Investing in illiquid small caps is a long-term game.

Following on from my previous article (Why I don’t often invest in turnarounds), there are a number of lessons I’ve learnt investing in the small cap space.

I’ve listed a few of them here:

1. Optimism is possibility, not probability. Every single management team you meet is going to be optimistic about their business. They are biased and, while their optimism might point to the best case scenario, it isn’t in fact any evidence that things will actually turn out that way. This is along the same vein as to why I don’t invest in turnarounds, but actually a much broader point than just that.

2. Buy as if you couldn’t sell. Investing in illiquid small caps is a long-term game, but also one that does not guarantee there will be willing buyers when you become a seller. Make sure you are comfortable enough with a company that you could hold it forever, as you just might do exactly that. If you are not, don’t invest. Simple.

3. Never invest in a person, invest in a business. Investing in a business just because there is so-and-so person involved does two things: it opens your position up to ‘key man risk’ and it means that you’ve probably done little research on the actual underlying business.
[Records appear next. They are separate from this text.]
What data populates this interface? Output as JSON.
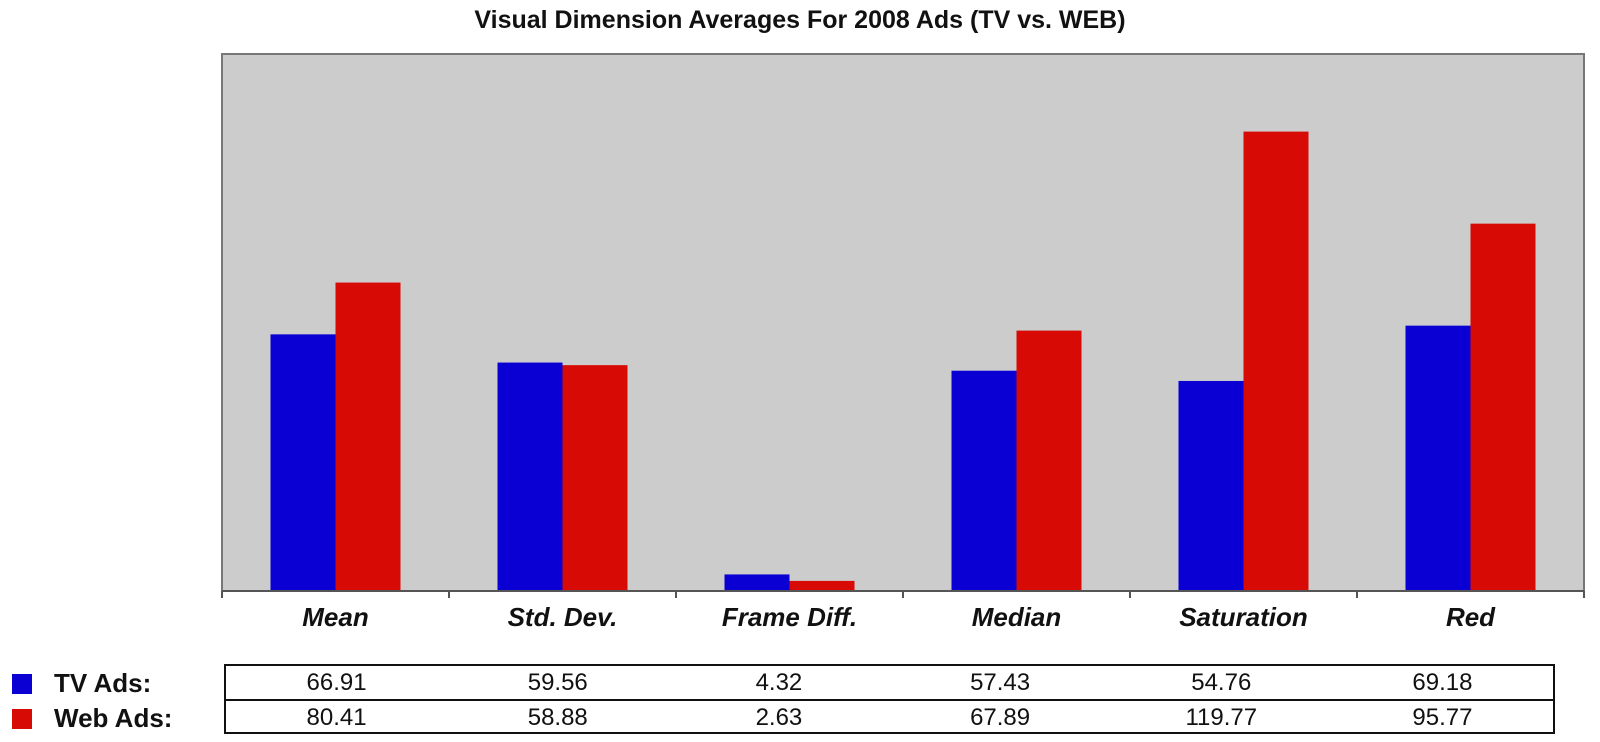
{
  "colors": {
    "tv": "#0a00d4",
    "web": "#d80a05",
    "plot_bg": "#cccccc"
  },
  "legend": {
    "tv_label": "TV Ads:",
    "web_label": "Web Ads:"
  },
  "table": {
    "tv_values": [
      "66.91",
      "59.56",
      "4.32",
      "57.43",
      "54.76",
      "69.18"
    ],
    "web_values": [
      "80.41",
      "58.88",
      "2.63",
      "67.89",
      "119.77",
      "95.77"
    ]
  },
  "chart_data": {
    "type": "bar",
    "title": "Visual Dimension Averages For 2008 Ads (TV vs. WEB)",
    "categories": [
      "Mean",
      "Std. Dev.",
      "Frame Diff.",
      "Median",
      "Saturation",
      "Red"
    ],
    "series": [
      {
        "name": "TV Ads",
        "values": [
          66.91,
          59.56,
          4.32,
          57.43,
          54.76,
          69.18
        ]
      },
      {
        "name": "Web Ads",
        "values": [
          80.41,
          58.88,
          2.63,
          67.89,
          119.77,
          95.77
        ]
      }
    ],
    "ylim": [
      0,
      140
    ],
    "grid": false,
    "legend_position": "bottom-left",
    "xlabel": "",
    "ylabel": ""
  }
}
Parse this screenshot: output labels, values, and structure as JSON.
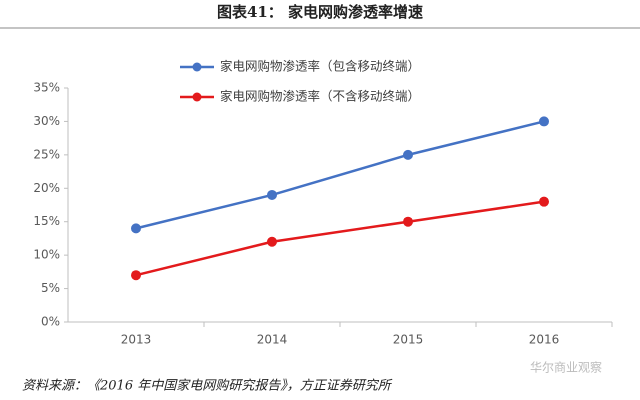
{
  "chart_data": {
    "type": "line",
    "title": "图表41：  家电网购渗透率增速",
    "categories": [
      "2013",
      "2014",
      "2015",
      "2016"
    ],
    "series": [
      {
        "name": "家电网购物渗透率（包含移动终端）",
        "color": "#4472c4",
        "values": [
          14,
          19,
          25,
          30
        ]
      },
      {
        "name": "家电网购物渗透率（不含移动终端）",
        "color": "#e31a1c",
        "values": [
          7,
          12,
          15,
          18
        ]
      }
    ],
    "ylim": [
      0,
      35
    ],
    "yticks": [
      {
        "value": 0,
        "label": "0%"
      },
      {
        "value": 5,
        "label": "5%"
      },
      {
        "value": 10,
        "label": "10%"
      },
      {
        "value": 15,
        "label": "15%"
      },
      {
        "value": 20,
        "label": "20%"
      },
      {
        "value": 25,
        "label": "25%"
      },
      {
        "value": 30,
        "label": "30%"
      },
      {
        "value": 35,
        "label": "35%"
      }
    ],
    "legend": "top",
    "source": "资料来源：《2016 年中国家电网购研究报告》，方正证券研究所",
    "watermark": "华尔商业观察"
  }
}
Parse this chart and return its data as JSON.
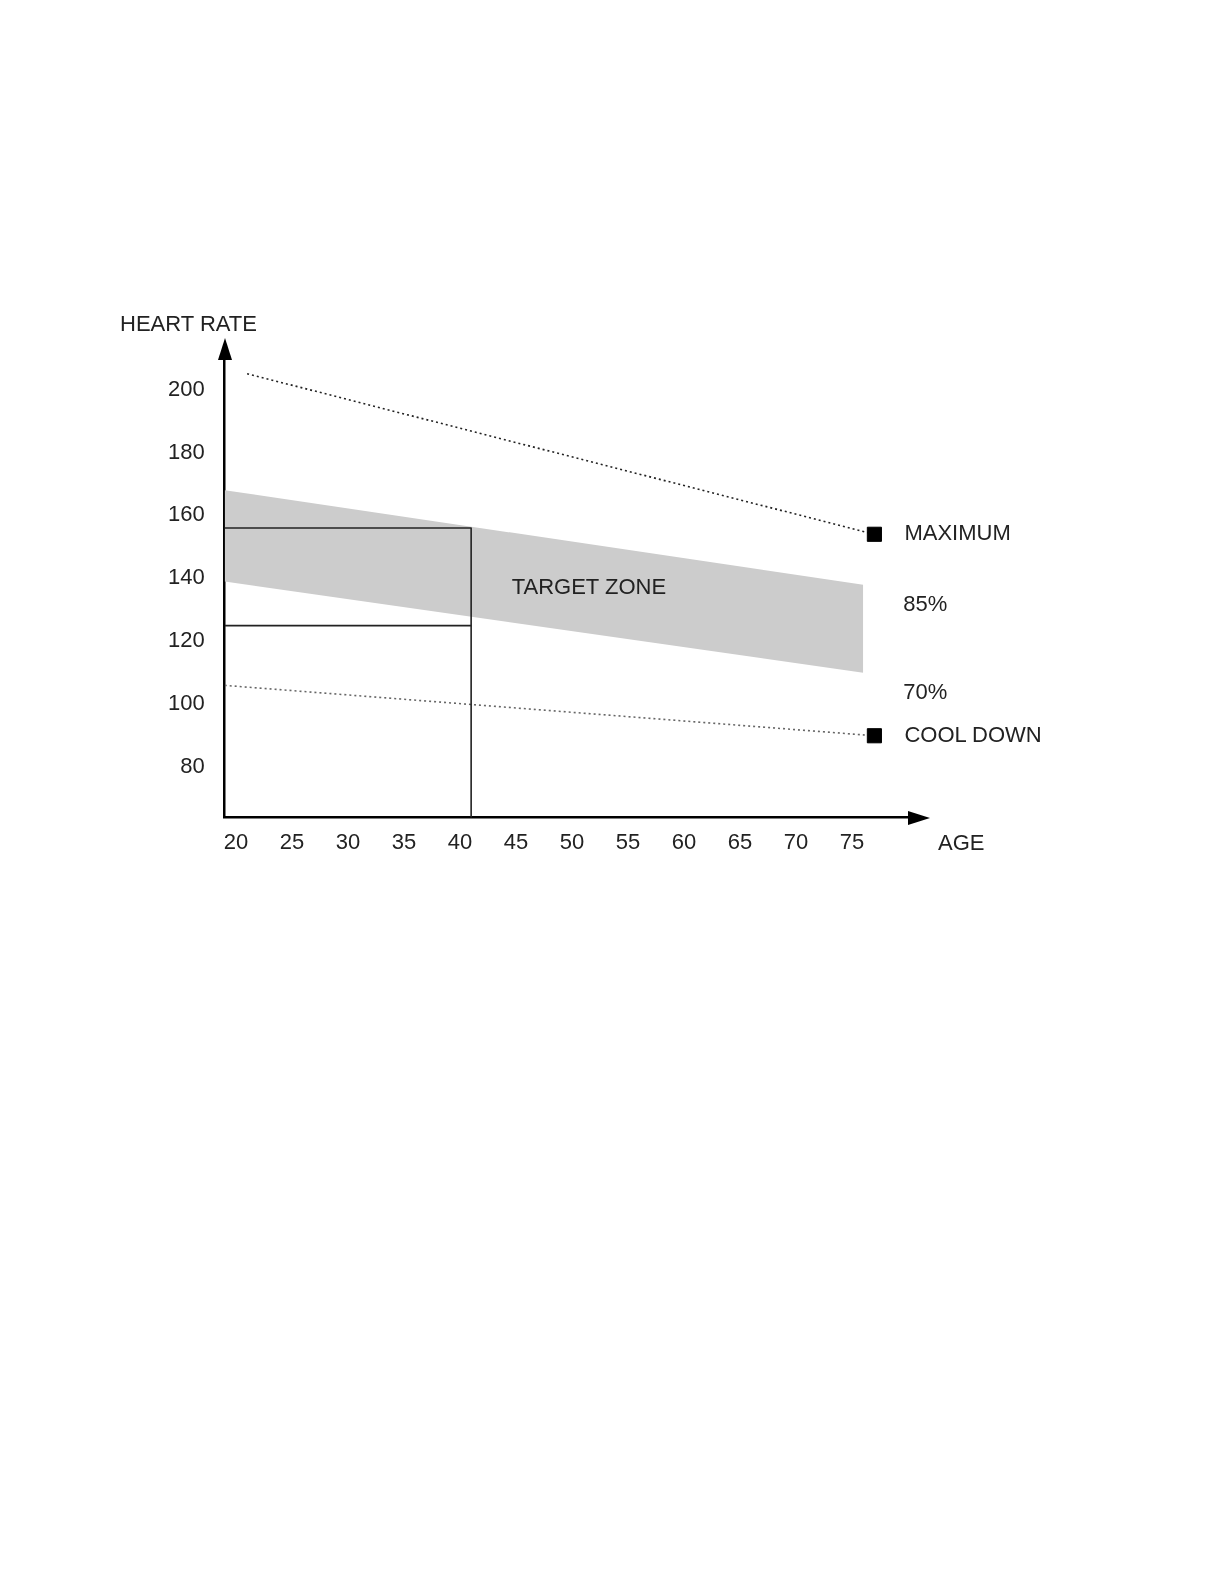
{
  "chart_data": {
    "type": "line",
    "xlabel": "AGE",
    "ylabel": "HEART RATE",
    "xlim": [
      19,
      80
    ],
    "ylim": [
      64,
      210
    ],
    "xticks": [
      20,
      25,
      30,
      35,
      40,
      45,
      50,
      55,
      60,
      65,
      70,
      75
    ],
    "yticks": [
      80,
      100,
      120,
      140,
      160,
      180,
      200
    ],
    "grid": false,
    "legend": false,
    "annotations": [
      "TARGET ZONE",
      {
        "text": "85%",
        "x": 76,
        "y": 138
      },
      {
        "text": "70%",
        "x": 76,
        "y": 110
      }
    ],
    "series": [
      {
        "color": "#cccccc",
        "x": [
          19,
          76
        ],
        "values": [
          null,
          null
        ],
        "lower": [
          139,
          110
        ],
        "upper": [
          168,
          138
        ]
      },
      {
        "color": "#222222",
        "line_style": "dotted",
        "x": [
          21,
          77
        ],
        "values": [
          205,
          154
        ]
      },
      {
        "type": "scatter",
        "name": "MAXIMUM",
        "color": "#000000",
        "marker": "square",
        "x": [
          77
        ],
        "values": [
          154
        ]
      },
      {
        "color": "#666666",
        "line_style": "dotted",
        "x": [
          19,
          77
        ],
        "values": [
          106,
          90
        ]
      },
      {
        "type": "scatter",
        "name": "COOL DOWN",
        "color": "#000000",
        "marker": "square",
        "x": [
          77
        ],
        "values": [
          90
        ]
      },
      {
        "color": "#222222",
        "line_style": "solid",
        "x": [
          19,
          41,
          41
        ],
        "values": [
          156,
          156,
          64
        ]
      },
      {
        "color": "#222222",
        "line_style": "solid",
        "x": [
          19,
          41
        ],
        "values": [
          125,
          125
        ]
      }
    ]
  }
}
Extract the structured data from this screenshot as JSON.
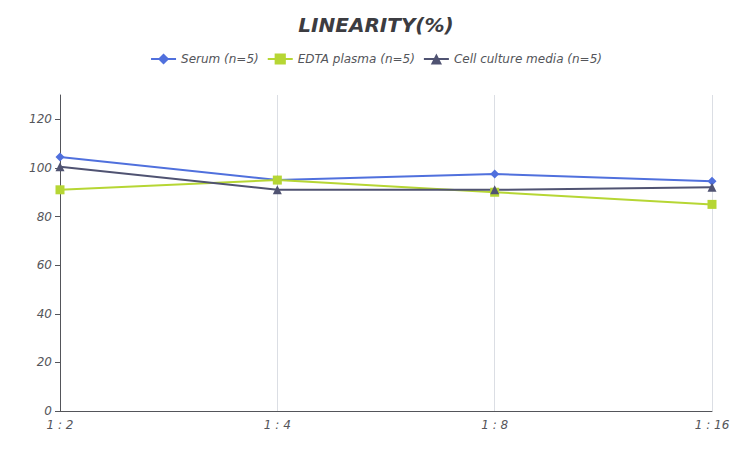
{
  "chart_data": {
    "type": "line",
    "title": "LINEARITY(%)",
    "categories": [
      "1 : 2",
      "1 : 4",
      "1 : 8",
      "1 : 16"
    ],
    "series": [
      {
        "name": "Serum (n=5)",
        "values": [
          104.5,
          95.0,
          97.5,
          94.5
        ],
        "marker": "diamond"
      },
      {
        "name": "EDTA plasma (n=5)",
        "values": [
          91.0,
          95.0,
          90.0,
          85.0
        ],
        "marker": "square"
      },
      {
        "name": "Cell culture media (n=5)",
        "values": [
          100.5,
          91.0,
          91.0,
          92.0
        ],
        "marker": "triangle"
      }
    ],
    "ylim": [
      0,
      130
    ],
    "yticks": [
      0,
      20,
      40,
      60,
      80,
      100,
      120
    ],
    "grid": "x",
    "legend": "top"
  }
}
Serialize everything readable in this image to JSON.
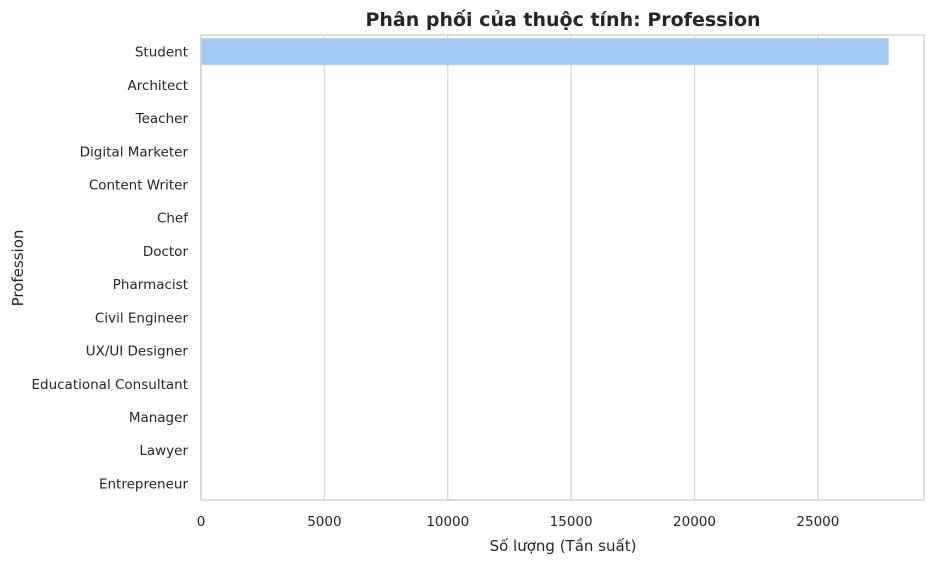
{
  "chart_data": {
    "type": "bar",
    "orientation": "horizontal",
    "title": "Phân phối của thuộc tính: Profession",
    "xlabel": "Số lượng (Tần suất)",
    "ylabel": "Profession",
    "categories": [
      "Student",
      "Architect",
      "Teacher",
      "Digital Marketer",
      "Content Writer",
      "Chef",
      "Doctor",
      "Pharmacist",
      "Civil Engineer",
      "UX/UI Designer",
      "Educational Consultant",
      "Manager",
      "Lawyer",
      "Entrepreneur"
    ],
    "values": [
      27870,
      8,
      6,
      3,
      2,
      2,
      2,
      2,
      1,
      1,
      1,
      1,
      1,
      1
    ],
    "xlim": [
      0,
      29300
    ],
    "xticks": [
      0,
      5000,
      10000,
      15000,
      20000,
      25000
    ],
    "grid": "vertical",
    "bar_color": "#a1c9f4"
  }
}
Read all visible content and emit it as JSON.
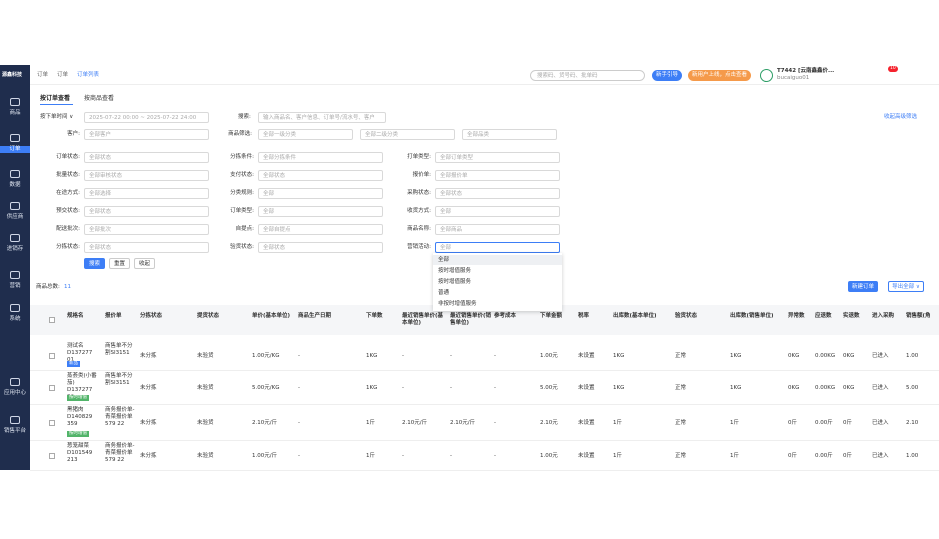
{
  "header": {
    "logo": "源鑫科技",
    "breadcrumb": [
      "订单",
      "订单",
      "订单列表"
    ],
    "search_placeholder": "搜索码、货号码、批单码",
    "guide_button": "新手引导",
    "promo_button": "新用户上线，点击查看",
    "user_name": "T7442 [云南鑫鑫价...",
    "user_account": "bucaiguo01",
    "badge": "10"
  },
  "sidebar": [
    "商品",
    "订单",
    "数据",
    "供应商",
    "进销存",
    "营销",
    "系统",
    "应用中心",
    "销售平台"
  ],
  "tabs": [
    "按订单查看",
    "按商品查看"
  ],
  "filters": {
    "date_type": "按下单时间 ∨",
    "date_range": "2025-07-22 00:00 ~ 2025-07-22 24:00",
    "search_label": "搜索:",
    "search_placeholder": "输入商品名、客户信息、订单号/流水号、客户",
    "collapse_link": "收起高级筛选",
    "customer_label": "客户:",
    "customer_value": "全部客户",
    "category_label": "商品筛选:",
    "category_values": [
      "全部一级分类",
      "全部二级分类",
      "全部品类"
    ],
    "columns": [
      [
        [
          "订单状态:",
          "全部状态"
        ],
        [
          "批量状态:",
          "全部审核状态"
        ],
        [
          "在途方式:",
          "全部选择"
        ],
        [
          "预交状态:",
          "全部状态"
        ],
        [
          "配送批次:",
          "全部批次"
        ],
        [
          "分拣状态:",
          "全部状态"
        ]
      ],
      [
        [
          "分拣条件:",
          "全部分拣条件"
        ],
        [
          "支付状态:",
          "全部状态"
        ],
        [
          "分类规则:",
          "全部"
        ],
        [
          "订单类型:",
          "全部"
        ],
        [
          "自提点:",
          "全部自提点"
        ],
        [
          "验货状态:",
          "全部状态"
        ]
      ],
      [
        [
          "打单类型:",
          "全部订单类型"
        ],
        [
          "报价单:",
          "全部报价单"
        ],
        [
          "采购状态:",
          "全部状态"
        ],
        [
          "收货方式:",
          "全部"
        ],
        [
          "商品名称:",
          "全部商品"
        ],
        [
          "营销活动:",
          "全部"
        ]
      ]
    ],
    "buttons": [
      "搜索",
      "重置",
      "收起"
    ],
    "dropdown": [
      "全部",
      "按时增值服务",
      "按时增值服务",
      "普通",
      "非按时增值服务"
    ]
  },
  "table": {
    "summary_label": "商品总数:",
    "summary_count": "11",
    "actions": [
      "新建订单",
      "导出全部 ∨"
    ],
    "columns": [
      "规格名",
      "报价单",
      "分拣状态",
      "提货状态",
      "单价(基本单位)",
      "商品生产日期",
      "下单数",
      "最近销售单价(基本单位)",
      "最近销售单价(销售单位)",
      "参考成本",
      "下单金额",
      "税率",
      "出库数(基本单位)",
      "验货状态",
      "出库数(销售单位)",
      "异常数",
      "应退数",
      "实退数",
      "进入采购",
      "销售额(角"
    ],
    "rows": [
      {
        "cells": [
          "测试名 D137277 01",
          "商售单不分割SI3151",
          "未分拣",
          "未验货",
          "1.00元/KG",
          "-",
          "1KG",
          "-",
          "-",
          "-",
          "1.00元",
          "未设置",
          "1KG",
          "正常",
          "1KG",
          "0KG",
          "0.00KG",
          "0KG",
          "已进入",
          "1.00"
        ],
        "tag": "新品"
      },
      {
        "cells": [
          "蒸荟类(小番茄) D137277 29",
          "商售单不分割SI3151",
          "未分拣",
          "未验货",
          "5.00元/KG",
          "-",
          "1KG",
          "-",
          "-",
          "-",
          "5.00元",
          "未设置",
          "1KG",
          "正常",
          "1KG",
          "0KG",
          "0.00KG",
          "0KG",
          "已进入",
          "5.00"
        ],
        "tag": "按时增值"
      },
      {
        "cells": [
          "黑猪肉 D140829 359",
          "商务报价单-青菜报价单579 22",
          "未分拣",
          "未验货",
          "2.10元/斤",
          "-",
          "1斤",
          "2.10元/斤",
          "2.10元/斤",
          "-",
          "2.10元",
          "未设置",
          "1斤",
          "正常",
          "1斤",
          "0斤",
          "0.00斤",
          "0斤",
          "已进入",
          "2.10"
        ],
        "tag": "按时增值"
      },
      {
        "cells": [
          "葱笼甜菜 D101549 213",
          "商务报价单-青菜报价单579 22",
          "未分拣",
          "未验货",
          "1.00元/斤",
          "-",
          "1斤",
          "-",
          "-",
          "-",
          "1.00元",
          "未设置",
          "1斤",
          "正常",
          "1斤",
          "0斤",
          "0.00斤",
          "0斤",
          "已进入",
          "1.00"
        ]
      }
    ]
  }
}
Take Ivan Clark and ChemSpec, Brian Gilbertson and Pallinghurst Resources, Brian Joffe and Adcock Ingram, Robert Gumede and Gijima, and the list goes on….

Reputation and, some instances, previous bouts of luck, does not outweigh reality and economics and, in fact, is often aggravated by ego and over-confidence. I would rather buy a great business run by nameless people, than a questionable business run by celebrities.

4. Random things do happen. All the research, management meetings and tyre-kicking in the world will not allow you to forecast or know the future with absolute certainty. Random things do happen and sometimes they are disastrous. No matter how great a stock is, do not put all your money into it.

5. Who is running the company for whom? This might sound strange, but sometimes the management of a company are not actually running it for shareholders’ benefits, but their own. Or, in the case of many mining companies, apparently also for the benefit of labour and the government. Knowing who is running the company for whom will give you an indication of who will benefit (the most) over time.

For example, the largest labour broker on the JSE is Adcorp. A lot of fund managers love its story it has an impressive operation with a management team that can talk the talk. But, its CEO holds only c.0.19% of the group’s shares and pays himself a salary of R18 million or c.0.5% of Adcorp’s market cap. Compare this with the little-known and much smaller labour broking stock, CSG Holdings (CSG), whose CEO holds c.19% of the Group’s shares and pays himself a salary of only R2.5 million or c.0.2% of the group’s market cap.

My conclusion is simple, CSG’s CEO is almost perfectly aligned with shareholders and, thus, I am comfortable being a shareholder in this situation. Hence, I hold CSG and not Adcorp, I suppose making me a contrarian to most fund managers in the market.

While far from exhaustive, I hope you find this list useful.